Katey Sagal absolutely makes artwork out of Gemma Teller, her strong-willed, fierce mother and lover, and committed SAMCRO matriarch. She's manipulative to boot, but also utterly passionate, intelligent, and perceptive. And she has a strong sympathetic side that allows her to make the human connections that end up at times saving the club.
Her performance is strongly supported and driven by Charlie Hunnam as Jax. He plays the role perfectly, though it not be a nuanced performance. He's very believable as an extremely clever, idealistic, slightly impulsive but straight-thinking prodigy torn between conflicting paths - and conflicting father figures: the very present Clay and dead but ghostly John. Clay is in turn portrayed by a powerfully convincing Ron Perlman, the distinguishable actor who has perfected the role of hardened anit-hero. He and Sagal are magnetic on the screen. And Hunnam squeezes right in.
As Jax's in-progress girlfriend Tara, Maggie Siff (whose previous most memorable role was as Don Draper's early romantic affair Rachel Katz on Mad Men) has created a nice niche for herself amongst this group of outstanding actors. Over the seasons, she has made her character one of the most relatable and sympathetic figures on the show. Her transformation from hesitant weakling to bold MC "old lady" (Gemma's prodigy) has been quite a pleasure to watch.
The secondary cast members have often been equally as interesting and challenging figures. For example, the FBI agent who complicates life for SAMCRO quite a bit and the local Sheriff who aids them on that side of the law further contribute to the show's dynamism. Less central members of the club - such as Piney and Tig - also do their part to add enrichening layers.

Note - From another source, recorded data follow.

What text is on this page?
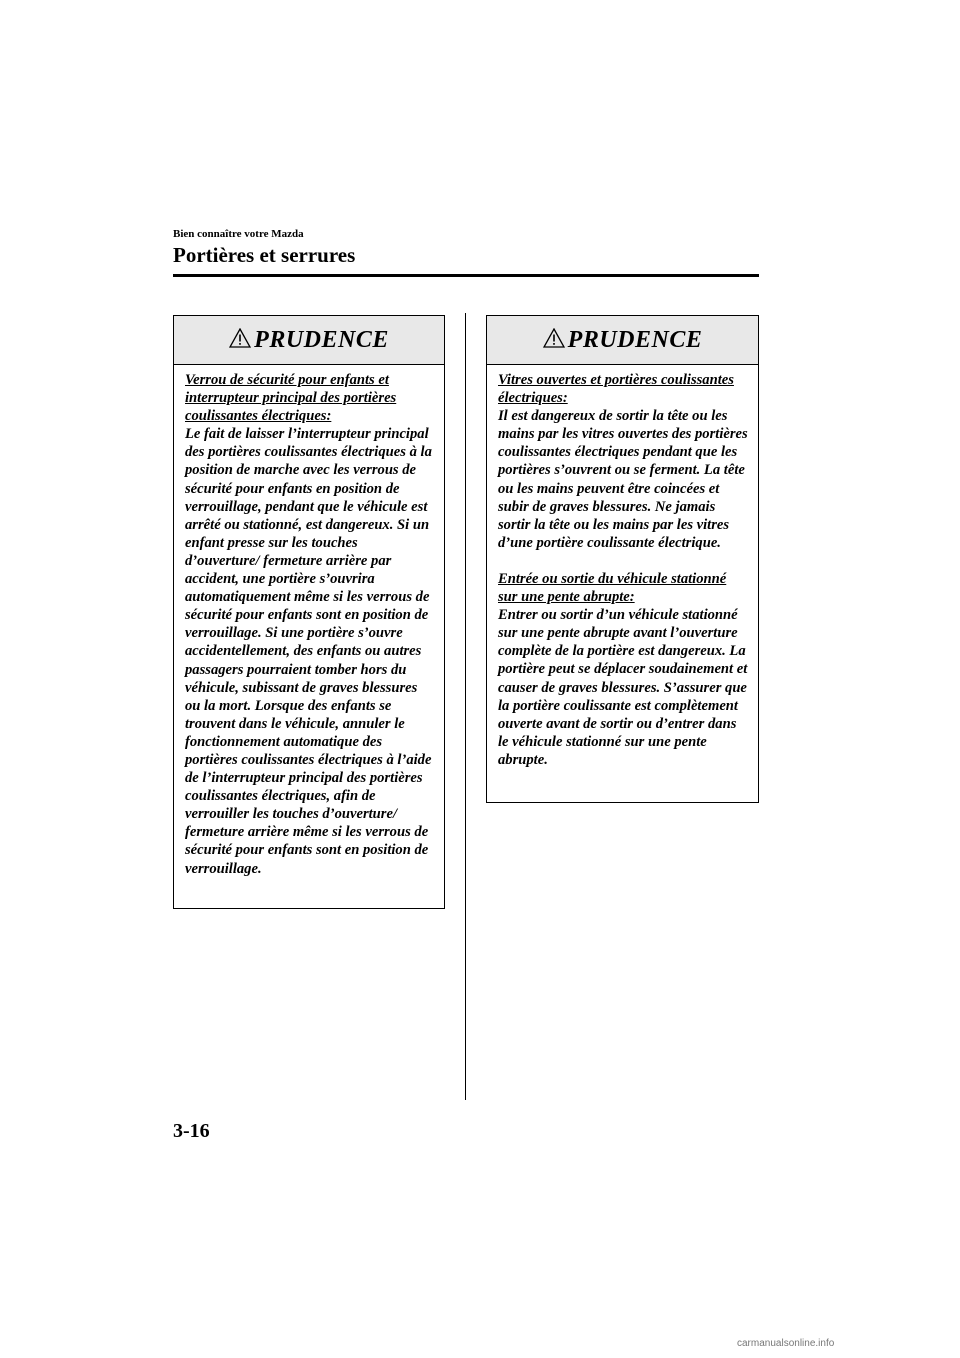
Bien connaître votre Mazda
Portières et serrures
PRUDENCE

Verrou de sécurité pour enfants et interrupteur principal des portières coulissantes électriques:

Le fait de laisser l’interrupteur principal des portières coulissantes électriques à la position de marche avec les verrous de sécurité pour enfants en position de verrouillage, pendant que le véhicule est arrêté ou stationné, est dangereux. Si un enfant presse sur les touches d’ouverture/ fermeture arrière par accident, une portière s’ouvrira automatiquement même si les verrous de sécurité pour enfants sont en position de verrouillage. Si une portière s’ouvre accidentellement, des enfants ou autres passagers pourraient tomber hors du véhicule, subissant de graves blessures ou la mort. Lorsque des enfants se trouvent dans le véhicule, annuler le fonctionnement automatique des portières coulissantes électriques à l’aide de l’interrupteur principal des portières coulissantes électriques, afin de verrouiller les touches d’ouverture/ fermeture arrière même si les verrous de sécurité pour enfants sont en position de verrouillage.

PRUDENCE

Vitres ouvertes et portières coulissantes électriques:

Il est dangereux de sortir la tête ou les mains par les vitres ouvertes des portières coulissantes électriques pendant que les portières s’ouvrent ou se ferment. La tête ou les mains peuvent être coincées et subir de graves blessures. Ne jamais sortir la tête ou les mains par les vitres d’une portière coulissante électrique.

Entrée ou sortie du véhicule stationné sur une pente abrupte:

Entrer ou sortir d’un véhicule stationné sur une pente abrupte avant l’ouverture complète de la portière est dangereux. La portière peut se déplacer soudainement et causer de graves blessures. S’assurer que la portière coulissante est complètement ouverte avant de sortir ou d’entrer dans le véhicule stationné sur une pente abrupte.

3-16
carmanualsonline.info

Kurt Sutter, show creator and previous head writer for other masterpiece The Shield, has invented a startling, enticing portrait of a very unique and engaging alternative to the American family. Sons of Anarchy is a must-watch for anyone craving intelligent, ambitious, original and just plain fun dramatic programming. Do not be deterred by its focus on a slice of life very unfamiliar - and thus possibly a turn-off - for most of us. The further it digs, the more familiar it gets - and the more we can't help but to get emotionally involved, without having to ask "why?"